Designing Your Own Tarot Spreads
Teresa Michelsen, Llewellyn Publications, 2003
This is the third in Llewellyn’s Special Topics in Tarot series. The Llewellyn website says “These tarot guides are designed for advanced beginners and experienced
readers. You won’t find any basic card definitions or common spreads in
these books, which means there’s more space for innovation and a deeper
exploration of the power and possibilities of the cards.”
Michelsen’s goals for her readers are that they will be able to
- Modify existing spreads to make them more personal.
- Create spreads you can reuse for common questions you may encounter.
- Develop custom spreads that are specific to individual clients and their questions. (p. xx)

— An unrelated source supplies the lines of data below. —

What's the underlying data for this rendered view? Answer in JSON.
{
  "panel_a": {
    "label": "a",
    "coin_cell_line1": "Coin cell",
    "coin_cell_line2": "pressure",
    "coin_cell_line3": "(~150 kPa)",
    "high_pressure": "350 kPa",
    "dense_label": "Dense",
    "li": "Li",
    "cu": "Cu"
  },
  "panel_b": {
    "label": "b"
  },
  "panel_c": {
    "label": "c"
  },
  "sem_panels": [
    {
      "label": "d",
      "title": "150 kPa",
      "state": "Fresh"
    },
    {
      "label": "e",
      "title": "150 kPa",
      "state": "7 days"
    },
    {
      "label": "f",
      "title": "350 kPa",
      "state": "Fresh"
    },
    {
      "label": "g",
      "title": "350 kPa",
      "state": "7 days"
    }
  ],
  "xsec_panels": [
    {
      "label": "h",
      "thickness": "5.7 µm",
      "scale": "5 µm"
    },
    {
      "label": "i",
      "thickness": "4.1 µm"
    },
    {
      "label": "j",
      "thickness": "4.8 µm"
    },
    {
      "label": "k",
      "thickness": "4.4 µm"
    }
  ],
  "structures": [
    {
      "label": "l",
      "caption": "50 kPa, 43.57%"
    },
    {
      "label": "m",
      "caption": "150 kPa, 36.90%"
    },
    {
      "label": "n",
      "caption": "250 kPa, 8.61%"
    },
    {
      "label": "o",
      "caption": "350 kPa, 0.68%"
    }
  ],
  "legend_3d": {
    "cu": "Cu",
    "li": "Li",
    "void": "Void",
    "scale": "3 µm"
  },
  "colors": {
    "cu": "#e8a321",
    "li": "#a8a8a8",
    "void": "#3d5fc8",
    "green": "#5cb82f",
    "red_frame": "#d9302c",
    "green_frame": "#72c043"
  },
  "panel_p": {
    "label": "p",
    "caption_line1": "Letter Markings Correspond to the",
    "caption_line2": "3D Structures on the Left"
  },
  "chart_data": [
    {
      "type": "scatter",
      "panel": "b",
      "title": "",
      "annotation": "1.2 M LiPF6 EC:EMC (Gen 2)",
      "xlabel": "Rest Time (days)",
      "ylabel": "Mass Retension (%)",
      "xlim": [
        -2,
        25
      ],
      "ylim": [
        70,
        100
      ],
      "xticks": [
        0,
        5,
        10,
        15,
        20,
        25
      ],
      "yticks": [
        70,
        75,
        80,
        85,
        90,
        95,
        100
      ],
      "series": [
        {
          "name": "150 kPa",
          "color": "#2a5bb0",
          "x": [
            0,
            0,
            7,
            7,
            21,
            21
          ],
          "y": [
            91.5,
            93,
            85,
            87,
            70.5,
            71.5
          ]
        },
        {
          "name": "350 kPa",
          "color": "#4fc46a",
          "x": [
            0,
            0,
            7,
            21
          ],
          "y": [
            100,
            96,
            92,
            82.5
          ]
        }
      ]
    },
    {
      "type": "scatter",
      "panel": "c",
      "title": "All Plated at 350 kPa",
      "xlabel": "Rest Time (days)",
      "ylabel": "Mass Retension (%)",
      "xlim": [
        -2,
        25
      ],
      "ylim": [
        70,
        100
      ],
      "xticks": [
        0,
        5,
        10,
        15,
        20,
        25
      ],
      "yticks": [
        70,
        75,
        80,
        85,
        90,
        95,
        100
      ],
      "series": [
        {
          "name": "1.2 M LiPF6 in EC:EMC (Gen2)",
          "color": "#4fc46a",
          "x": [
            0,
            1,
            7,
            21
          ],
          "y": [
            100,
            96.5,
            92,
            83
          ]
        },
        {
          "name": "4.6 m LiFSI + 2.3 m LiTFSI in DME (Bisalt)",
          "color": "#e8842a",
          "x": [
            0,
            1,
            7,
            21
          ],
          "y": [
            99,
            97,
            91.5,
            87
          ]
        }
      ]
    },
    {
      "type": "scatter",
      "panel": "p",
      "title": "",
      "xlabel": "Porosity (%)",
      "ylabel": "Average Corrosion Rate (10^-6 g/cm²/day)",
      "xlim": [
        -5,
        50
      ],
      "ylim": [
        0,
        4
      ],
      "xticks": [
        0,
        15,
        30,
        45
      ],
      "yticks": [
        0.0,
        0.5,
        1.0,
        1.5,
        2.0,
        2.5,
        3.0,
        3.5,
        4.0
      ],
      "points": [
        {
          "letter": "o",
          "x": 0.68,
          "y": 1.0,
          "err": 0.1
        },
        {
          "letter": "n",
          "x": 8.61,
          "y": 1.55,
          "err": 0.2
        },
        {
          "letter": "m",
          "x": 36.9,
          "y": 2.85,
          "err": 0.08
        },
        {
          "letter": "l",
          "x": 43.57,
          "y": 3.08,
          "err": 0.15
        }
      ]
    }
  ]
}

The first half of the book provides basic elements of spreads, and the second gives the reader inspirations and examples of constructing spreads. Each chapter after the introductory one has exercises that assist the reader in design process. When I first read through the book I felt that there wasn’t enough attention paid to the way a spread gets constructed. Taking a second run through the exercises, however, showed that Michelsen has provided everything the reader needs to go through the process. She has kept illustrations to a minimum so as not to cramp the reader’s imagination.
But more than creating spreads, Michelsen gives a lot of practical advice about reading the cards. Ethics is one issue she covers early on–the first exercise in Chapter 2 is about formulating ethics–and continues to bring up throughout the book. One example comes when she discusses handling when clients ask about the future. She writes
It is very helpful when receiving a question like this to have a firm sense of your own beliefs surrounding the future. That way you can communicate your ideas to your clients and set appropriate boundaries for your readings. Most importantly, stick to what you are comfortable with and do not agree to do readings that may go beyond your ethical boundaries. Without a clear sense of your beliefs, it is easy to find yourself doing readings that may make you feel uncomfortable. (p. 116)
The chapter on Practical Spreads includes a section titled “Use Your Imagination and Contextualize,” which covers looking at contemporary issues and situations when you have traditional Tarot imagery:
It is possible to provide some guidance if you are willing to read your cards more literally. This means forgetting about the underlying meaning of the cards and simply looking at it. For example, the Six of Wands may be a monument in the town square of a Civil War hero riding a horse rather than the usual meaning of victory. The Five of Pentacles may be a hospital, shelter, or mission. The Three of Wands may indicate a port or waterfront area. Aside from the overall scene, look for small details that could be relevant. Perhaps there is something about the scene that particularly draws your eye and gives a clue. (pp. 102-3)
Even if you are not particularly interested in creating your own spreads, the book is well worth looking at for its advice on reading Tarot.